Using Cloud Object stores

This tutorial demonstrates how cloud storage can be used as data input/output for Hazy synthesisers via the Python SDK.

Hazy currently supports the following:

  • Local file system where the Hub is provisioned
  • AWS S3.
  • GCP Cloud Storage.
  • Azure Blob Storage.

We will be looking at how to setup:

  • train generator model on data stored in cloud storage.
  • store the resultant hazy mode in cloud storage.
  • generate synthetic data and write it back into cloud storage.

Python SDK for cloud Storages

Getting started

This tutorial makes use of a generator trained on the MovieLens dataset, consisting of a user, movie and ratings table.

We will be using the data schema already introduced in the Setting up a multi table synthesiser tutorial — please see this tutorial if you are not familiar with configuring a multi table synthesiser.

The storage of each bucket is assumed to have the following structure

hazy-s3-demo
├── datasets               # holds the MovieLens training data
│   └── movielens
│       ├── movie.csv
│       ├── ratings.csv
│       └── user.csv
├── models                 # holds trained Hazy model `.hmf` files
└── synth                  # holds synthesised data
    └── movielens

Note: The hazy-cloud-demo bucket is only a placeholder and not a real cloud bucket that you can connect to.

Example with AWS S3

Setting AWS access credentials

To provide the synthesiser access to S3 storage, an AWS access key ID and secret access key must be set.

These will be passed into the synthesiser container in the form of environment variables with expected names AWS_ACCESS_KEY_ID and AWS_SECRET_ACCESS_KEY during training and generation.

You may specify these credentials as strings in your Python code directly.

env = {
    "AWS_ACCESS_KEY_ID": "my-access-key-id",
    "AWS_SECRET_ACCESS_KEY": "my-secret-access-key",
}

However for sensitive information such as access keys, it is usually preferable to define environment variables on your own machine and read these into Python code using os.environ.

env = {
    "AWS_ACCESS_KEY_ID": os.environ["AWS_ACCESS_KEY_ID"],
    "AWS_SECRET_ACCESS_KEY": os.environ["AWS_SECRET_ACCESS_KEY"],
}

Specifying input locations

DataLocationInput is used to specify the location to read data for a single table.

We specify paths to the S3 cloud objects holding the training data by prefixing with s3://.

USER = "user"
MOVIE = "movie"
RATINGS = "ratings"

data_input = [
    DataLocationInput(
        name=table,
        location=f"s3://hazy-s3-demo/datasets/movielens/{table}.csv",
    )
    for table in (USER, MOVIE, RATINGS)
]

Training and storing a generator model

We now train a new generator model by providing a TrainingConfig which includes the data schema from the multi table tutorial and the input locations that we defined in data_input and our AWS access credentials that we specified in env.

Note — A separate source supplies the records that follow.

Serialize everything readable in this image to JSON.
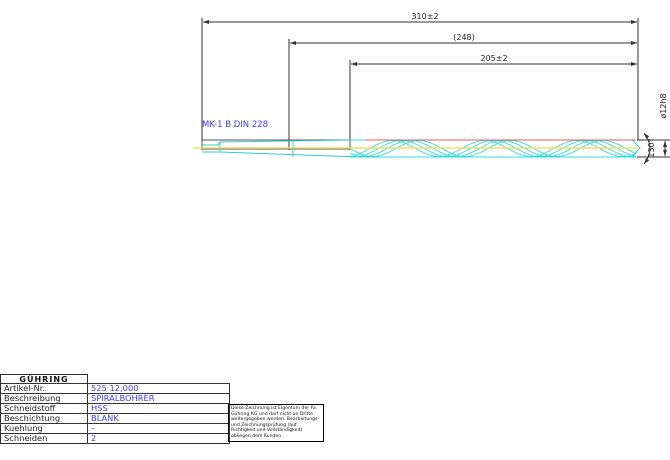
{
  "drawing": {
    "dimensions": {
      "overall": "310±2",
      "reference": "(248)",
      "flute": "205±2",
      "diameter": "ø12h8",
      "angle": "130°"
    },
    "taper_label": "MK-1 B DIN 228",
    "colors": {
      "outline": "#333333",
      "flute": "#33dddd",
      "centerline": "#f0e060",
      "hidden": "#ff5555",
      "text": "#3a3aff"
    }
  },
  "title_block": {
    "logo": "GÜHRING",
    "rows": [
      {
        "label": "Artikel-Nr.",
        "value": "525 12,000"
      },
      {
        "label": "Beschreibung",
        "value": "SPIRALBOHRER"
      },
      {
        "label": "Schneidstoff",
        "value": "HSS"
      },
      {
        "label": "Beschichtung",
        "value": "BLANK"
      },
      {
        "label": "Kuehlung",
        "value": "–"
      },
      {
        "label": "Schneiden",
        "value": "2"
      }
    ],
    "note": "Diese Zeichnung ist Eigentum der Fa. Gühring KG und darf nicht an Dritte weitergegeben werden. Bearbeitungs- und Zeichnungsprüfung (auf Richtigkeit und Vollständigkeit) obliegen dem Kunden."
  }
}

We will store the trained generator in our S3 bucket at s3://hazy-s3-demo/models/movielens.hmf.

synth = SynthDocker(image="docker_image:tag")

synth.train(
    cfg=TrainingConfig(
        model_output="s3://hazy-s3-demo/models/movielens.hmf",
        data_input=data_input,
        data_schema=DataSchema(...),  # schema from multi table tutorial
    ),
    env=env,
)

Once training is complete, s3://hazy-s3-demo/models/movielens.hmf should now be available in your S3 bucket.

Fetching a trained generator model and synthesising data

The trained model can be retrieved by setting s3://hazy-s3-demo/models/movielens.hmf in GenerationConfig.

We can specify our desired synthetic data output locations as S3 paths.

Note: Environment variables must be provided to both the train and generate methods.

In this example we use the same set of environment variables for training and generation, but this is not necessary.

synth.generate(
    cfg=GenerationConfig(
        model="s3://hazy-s3-demo/models/movielens.hmf",
        data_output=[
            DataLocationOutput(
                name=USER,
                location=f"s3://hazy-s3-demo/synth/movielens/{USER}.csv",
            ),
            DataLocationOutput(
                name=MOVIE,
                location=f"s3://hazy-s3-demo/synth/movielens/{MOVIE}.csv",
            ),
            DataLocationOutput(
                name=RATINGS,
                location=f"s3://hazy-s3-demo/synth/movielens/{RATINGS}.csv",
            ),
        ],
    ),
    env=env,
)

Once generation is complete, you should be able to see the output CSV files in s3://hazy-s3-demo/synth/movielens/.

Other cloud storages

Please refer to your corresponding cloud provider and provide the right environment variables for accessing these buckets. Hazy uses the standard environment for each cloud storage provider.